Graham will lie in state at Cambridge City Hall Monday; funeral rite next day in Harvard Yard
Former city councillor, state representative and housing activist Saundra Graham will lie in state in the Sullivan Chamber at Cambridge City Hall on Monday, the city said Saturday in one of the daily updates emailed to residents.
It’s a rare honor – and potentially a first.
“It’s very rare,” said Charles Sullivan, executive director of the Cambridge Historical Commission, reached by phone. “It certainly hasn’t happened for a long time.”
Graham died June 23 at age 81 with a legacy of being Cambridge’s first Black woman city councillor, a former Massachusetts state representative and namesake of the Graham & Parks School with fellow civil rights activist Rosa Parks.
In honor of her “contributions to the City of Cambridge and the Commonwealth of Massachusetts, the city has arranged for her to lie in state,” the city said. The visitation hours are 3 to 7 p.m. Monday at City Hall, 795 Massachusetts Ave., Central Square, followed by an 11 a.m. Tuesday funeral at Harvard Memorial Church, 1 Harvard Yard, Harvard Square, Cambridge, according to the A.J. Spears Funeral Home in the Riverside neighborhood.
One of Graham’s early victories was against Harvard – getting university officials to back down from a dorm expansion plan in 1970 that would have displaced Riverside residents. In 1971, she became the first Black woman elected to the City Council, and was vice mayor in the 1976-1977 term. She represented the 4th Middlesex District in the Massachusetts House of Representatives from 1977 to 1988. Her time on the two bodies overlapped until 1983.
Graham was the mother of five and is survived by seven siblings, 12 grandchildren, eight great-grandchildren and one great-great-grandchild, according to an obituary.
The article is dated Saturday, July 8, 2023.
The paper is dated Friday, July 14, 2023
“The visitation hours are 3 to 7 p.m. Monday at City Hall, 795 Massachusetts Ave., Central Square, followed by an 11 a.m. Tuesday funeral at Harvard Memorial Church, 1 Harvard Yard, Harvard Square, Cambridge”

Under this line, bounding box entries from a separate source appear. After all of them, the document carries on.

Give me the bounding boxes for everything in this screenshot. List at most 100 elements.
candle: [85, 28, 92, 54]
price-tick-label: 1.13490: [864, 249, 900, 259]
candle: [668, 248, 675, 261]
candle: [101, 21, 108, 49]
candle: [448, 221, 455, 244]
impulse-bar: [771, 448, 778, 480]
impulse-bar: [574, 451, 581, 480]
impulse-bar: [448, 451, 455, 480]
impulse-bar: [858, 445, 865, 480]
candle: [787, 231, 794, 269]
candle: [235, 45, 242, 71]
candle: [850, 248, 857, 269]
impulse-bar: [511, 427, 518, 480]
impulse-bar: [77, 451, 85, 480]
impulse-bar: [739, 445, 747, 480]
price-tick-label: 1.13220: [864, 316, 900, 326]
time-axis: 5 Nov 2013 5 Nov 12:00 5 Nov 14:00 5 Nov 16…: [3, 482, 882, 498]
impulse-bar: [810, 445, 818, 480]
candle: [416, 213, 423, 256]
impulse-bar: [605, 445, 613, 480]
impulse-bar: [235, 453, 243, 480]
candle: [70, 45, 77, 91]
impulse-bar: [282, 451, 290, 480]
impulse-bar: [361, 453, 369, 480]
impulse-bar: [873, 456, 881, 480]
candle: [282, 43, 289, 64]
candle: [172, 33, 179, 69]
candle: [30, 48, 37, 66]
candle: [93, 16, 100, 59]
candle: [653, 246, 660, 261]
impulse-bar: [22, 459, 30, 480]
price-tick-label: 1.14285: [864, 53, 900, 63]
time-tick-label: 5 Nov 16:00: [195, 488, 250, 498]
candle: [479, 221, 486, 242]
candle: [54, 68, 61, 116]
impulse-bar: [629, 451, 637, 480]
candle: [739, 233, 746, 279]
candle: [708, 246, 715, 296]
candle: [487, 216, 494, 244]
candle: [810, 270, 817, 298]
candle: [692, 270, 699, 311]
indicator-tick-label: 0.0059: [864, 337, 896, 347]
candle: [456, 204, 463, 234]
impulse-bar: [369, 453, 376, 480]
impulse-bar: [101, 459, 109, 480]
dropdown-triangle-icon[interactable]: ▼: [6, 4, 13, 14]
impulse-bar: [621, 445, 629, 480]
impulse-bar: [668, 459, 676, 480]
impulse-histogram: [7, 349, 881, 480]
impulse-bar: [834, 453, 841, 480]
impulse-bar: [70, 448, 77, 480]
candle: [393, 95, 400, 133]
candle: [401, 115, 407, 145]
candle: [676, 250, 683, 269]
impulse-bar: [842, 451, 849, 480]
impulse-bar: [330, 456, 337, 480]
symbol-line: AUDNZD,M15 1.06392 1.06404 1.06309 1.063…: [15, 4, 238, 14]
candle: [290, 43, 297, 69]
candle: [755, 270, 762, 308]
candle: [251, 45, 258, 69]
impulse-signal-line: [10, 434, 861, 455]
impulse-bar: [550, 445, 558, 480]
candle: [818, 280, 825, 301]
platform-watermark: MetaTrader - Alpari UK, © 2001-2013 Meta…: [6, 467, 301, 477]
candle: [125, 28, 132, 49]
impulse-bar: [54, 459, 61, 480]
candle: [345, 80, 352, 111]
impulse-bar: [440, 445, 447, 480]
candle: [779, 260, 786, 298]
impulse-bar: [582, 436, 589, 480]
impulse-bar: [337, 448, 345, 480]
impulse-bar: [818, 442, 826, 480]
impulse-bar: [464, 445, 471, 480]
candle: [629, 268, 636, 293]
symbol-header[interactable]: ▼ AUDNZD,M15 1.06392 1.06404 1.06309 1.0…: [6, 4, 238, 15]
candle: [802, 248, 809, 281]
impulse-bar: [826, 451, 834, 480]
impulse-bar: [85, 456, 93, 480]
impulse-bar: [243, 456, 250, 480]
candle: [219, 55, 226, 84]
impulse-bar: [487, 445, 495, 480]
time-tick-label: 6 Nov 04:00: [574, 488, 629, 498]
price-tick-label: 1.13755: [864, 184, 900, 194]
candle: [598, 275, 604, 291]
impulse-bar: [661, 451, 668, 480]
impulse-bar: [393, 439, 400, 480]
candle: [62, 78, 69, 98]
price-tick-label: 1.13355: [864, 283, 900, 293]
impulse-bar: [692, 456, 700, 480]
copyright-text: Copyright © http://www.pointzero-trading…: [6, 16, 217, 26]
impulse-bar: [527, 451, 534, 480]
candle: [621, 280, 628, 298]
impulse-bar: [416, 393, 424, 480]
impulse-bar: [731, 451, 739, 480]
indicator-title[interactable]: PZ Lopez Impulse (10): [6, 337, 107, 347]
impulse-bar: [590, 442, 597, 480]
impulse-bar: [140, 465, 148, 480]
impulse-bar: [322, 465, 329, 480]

WHICH MONDAY? WHICH TUESDAY?
I’m not sure what paper you’re looking at; this article ran only online on Cambridge Day, on July 8, because the dates had passed by the time time the paper came out.
The relevant dates were Monday, July 10, and Tuesday, July 11, which were the Monday and Tuesday after the article was posted – Saturday, July 8. If the dates were beyond those next immediate days, they would have been identified with a date, such as “July 17” and “July 18” to signify that they were NOT the next Monday and Tuesday.
Again, I don’t know what you’re looking at in terms of July 14. The Week, which is the newsprint edition of Cambridge Day, did NOT print a story about the Graham ceremonies because THEY HAD ALREADY PASSED. If you saw the story reprinted somewhere past Tuesday, July 11, we had nothing to with that.
Cambridge Day published a story on Saturday that said the ceremonies were Monday and Tuesday. Period.